Jika melihat perbandingan antara kedua konsep tersebut, tentunya dengan jelas kita dapat menyimpulkan bahwa Bank Syariah memang didirikan dengan tujuan untuk meningkatkan kesejahteraan masyarakat sehingga dapat  makin mempersempit  kesenjangan sosial-ekonomi yang terasakan selama ini. Praktik Bank Syariah ini tidak berbeda dengan bank-bank yang lain, yang membedakan hanya sistem usahanya yang didasarkan pada tuntunan syariat islam.

Namun ternyata perkembangan Bank Syariah di Indonesia masih tergolong lambat jika dibandingkan dengan negara lain. Pangsa pasar perbankan syariah di Indonesia masih relatif kecil yaitu hanya sekitar 5%. Sedangkan Bank umum malah lebih berkembang dan lebih diminati masyarakat. Padahal Indonesia merupakan negara yang berpenduduk mayoritas muslim, namun ironinya keberadaan Bank Syariah kesannya masih terpinggirkan.

Perlu diketahui bahwa ekonomi syariah memiliki keunggulan lebih tahan terhadap krisis ekonomi dunia. Jika mengingat krisis ekonomi yang melanda Indonesia pada tahun 1998 sebenarnya salah satu penyebabnya juga karena kekejaman bunga bank. Ketidakmampuan kreditur dalam melunasi hutang (karena terpuruknya ekonomi) membuat kredit macet terjadi di banyak bank. Kondisi ini memaksa Indonesia untuk berutang pada IMF yang notabene juga membungakan pinjamannya. Lebih apesnya lagi, proses pendistribusian pinjaman dari IMF ini juga dipenuhi dengan berbagai tindak KKN yang telah mengakar. Hingga akhirnya Indonesia kembali terjebak dalam bunga hutang yang semakin menumpuk dan dampaknya menyengsarakan rakyat.

Kembali soal bunga bank yang sama dengan riba, dalam Al-Qur’an sudah ditegaskan dalam Q.S 5:29 yang menyatakan : “Hai orang-orang yang beriman, janganlah kamu saling memakan harta sesamamu dengan jalan batil”. Dan pada Q.S 2:280 menyatakan :” Kamu berhak atas modalmu, kamu tidak menganiaya dan tidak pula dianiaya.
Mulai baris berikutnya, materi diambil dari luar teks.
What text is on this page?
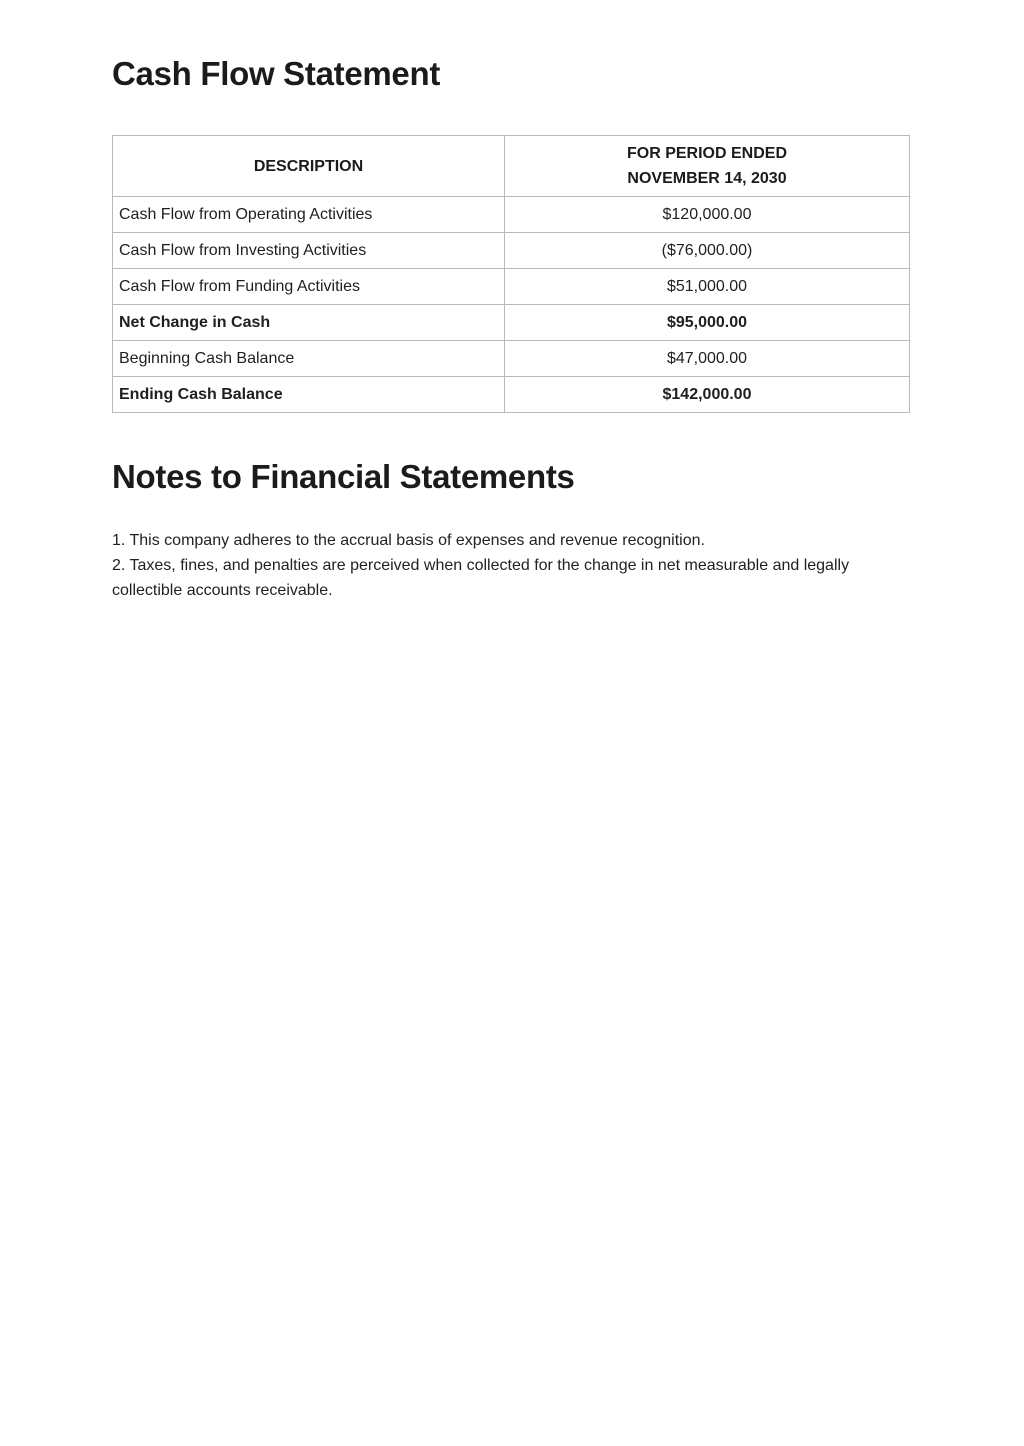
Cash Flow Statement
DESCRIPTION	FOR PERIOD ENDED
NOVEMBER 14, 2030
Cash Flow from Operating Activities	$120,000.00
Cash Flow from Investing Activities	($76,000.00)
Cash Flow from Funding Activities	$51,000.00
Net Change in Cash	$95,000.00
Beginning Cash Balance	$47,000.00
Ending Cash Balance	$142,000.00
Notes to Financial Statements
1. This company adheres to the accrual basis of expenses and revenue recognition.
2. Taxes, fines, and penalties are perceived when collected for the change in net measurable and legally collectible accounts receivable.
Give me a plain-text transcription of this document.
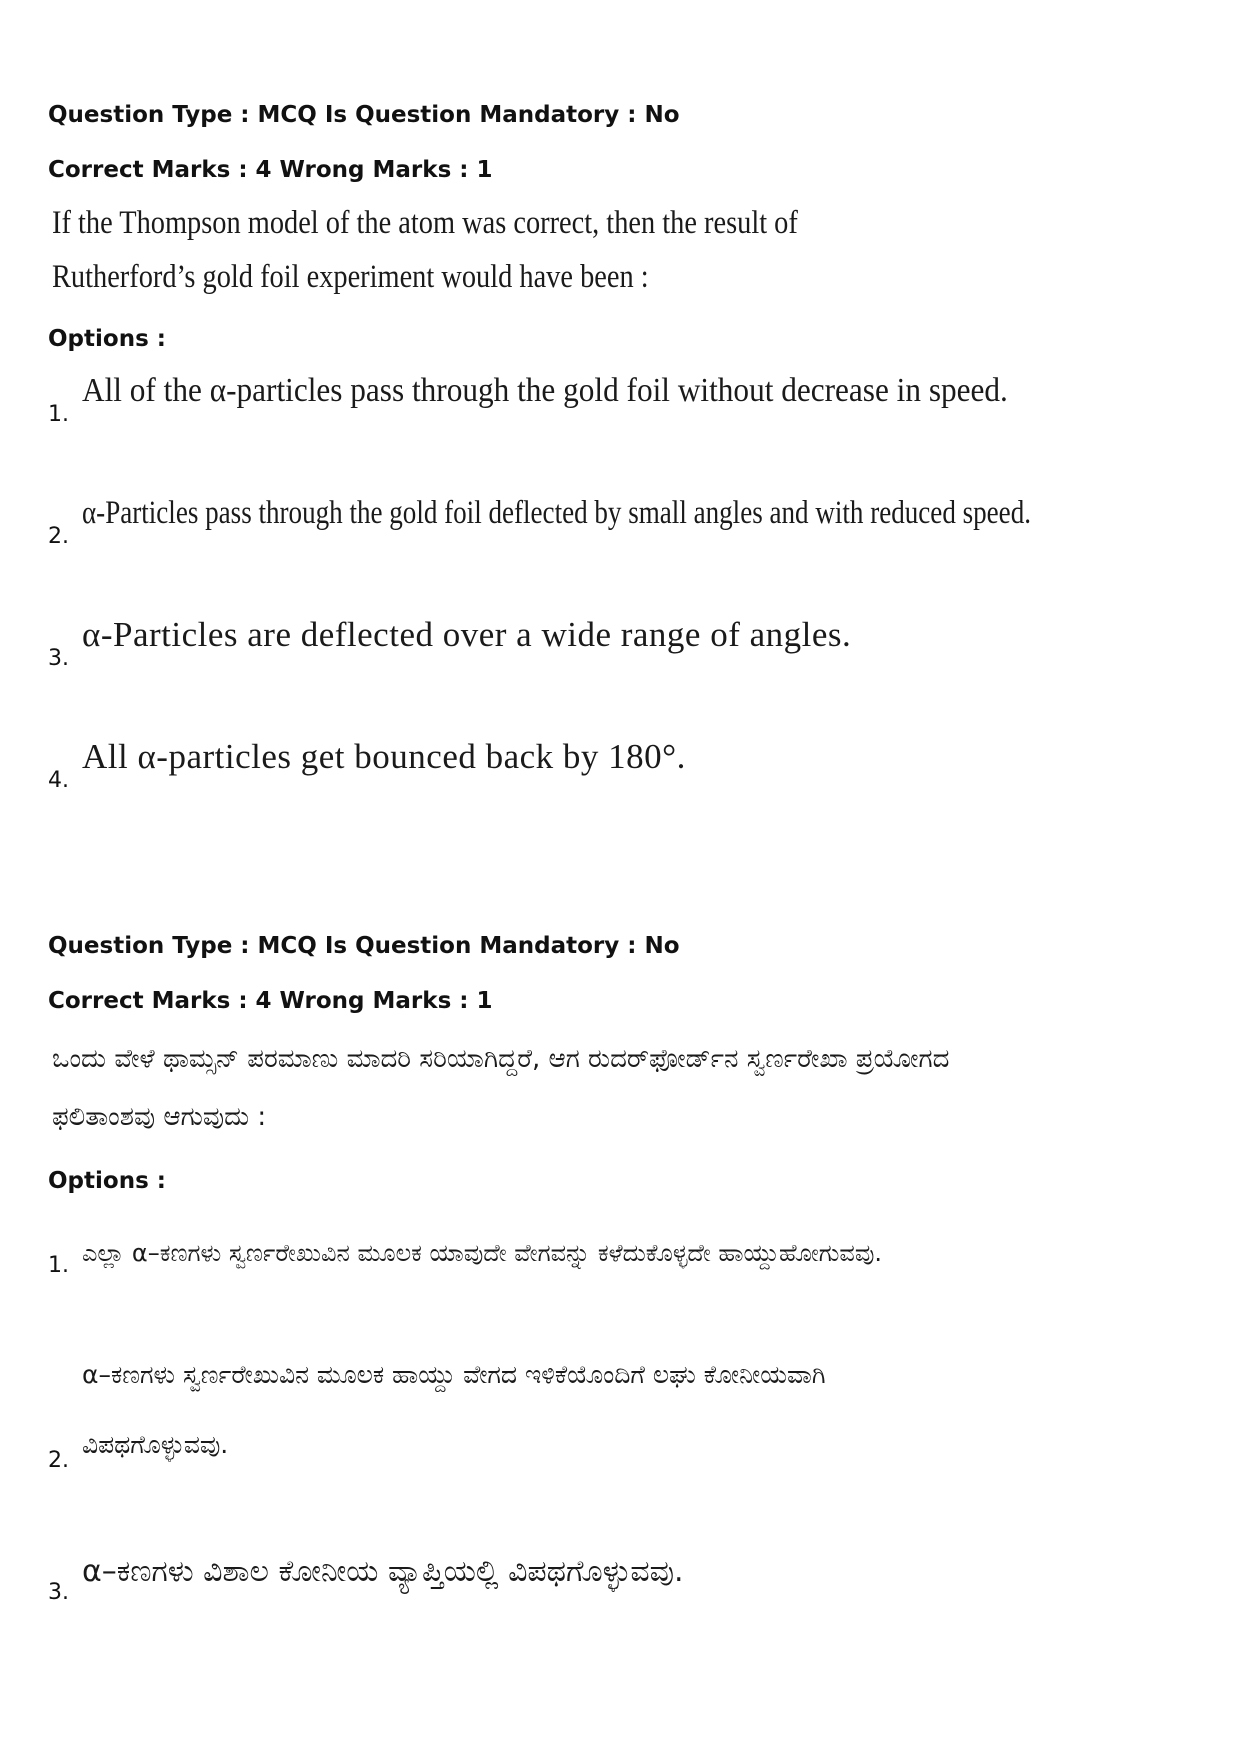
Question Type : MCQ Is Question Mandatory : No
Correct Marks : 4 Wrong Marks : 1
If the Thompson model of the atom was correct, then the result of Rutherford’s gold foil experiment would have been :
Options :
1.
All of the α-particles pass through the gold foil without decrease in speed.
2.
α-Particles pass through the gold foil deflected by small angles and with reduced speed.
3.
α-Particles are deflected over a wide range of angles.
4.
All α-particles get bounced back by 180°.
Question Type : MCQ Is Question Mandatory : No
Correct Marks : 4 Wrong Marks : 1
ಒಂದು ವೇಳೆ ಥಾಮ್ಸನ್ ಪರಮಾಣು ಮಾದರಿ ಸರಿಯಾಗಿದ್ದರೆ, ಆಗ ರುದರ್‌ಫೋರ್ಡ್‌ನ ಸ್ವರ್ಣರೇಖಾ ಪ್ರಯೋಗದ ಫಲಿತಾಂಶವು ಆಗುವುದು :
Options :
1. ಎಲ್ಲಾ α–ಕಣಗಳು ಸ್ವರ್ಣರೇಖುವಿನ ಮೂಲಕ ಯಾವುದೇ ವೇಗವನ್ನು ಕಳೆದುಕೊಳ್ಳದೇ ಹಾಯ್ದುಹೋಗುವವು.
2.
α–ಕಣಗಳು ಸ್ವರ್ಣರೇಖುವಿನ ಮೂಲಕ ಹಾಯ್ದು ವೇಗದ ಇಳಿಕೆಯೊಂದಿಗೆ ಲಘು ಕೋನೀಯವಾಗಿ ವಿಪಥಗೊಳ್ಳುವವು.
3.
α–ಕಣಗಳು ವಿಶಾಲ ಕೋನೀಯ ವ್ಯಾಪ್ತಿಯಲ್ಲಿ ವಿಪಥಗೊಳ್ಳುವವು.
Jika si peminjam dalam kesulitan maka tangguhkanlah sampai dia mampu! Menyedekahkan lebih baik bagimu jika kamu mengetahui”

Jika merujuk pada ayat-ayat tersebut maka sudah seharusnya jika negara Islam berada di garis terdepan dalam perkembangan ekonomi syariah dunia. Tapi nyatanya sebuah berita yang saya baca menuliskan bahwa tiga besar pusat ekonomi syariah dunia diduduki oleh Dubai, Kuala Lumpur dan London! Lho..kenapa bisa Jakarta malah tidak masuk dalam 3 besar tersebut, sebaliknya London yang jelas bukan negara Islam bisa masuk dalam 3 besar. 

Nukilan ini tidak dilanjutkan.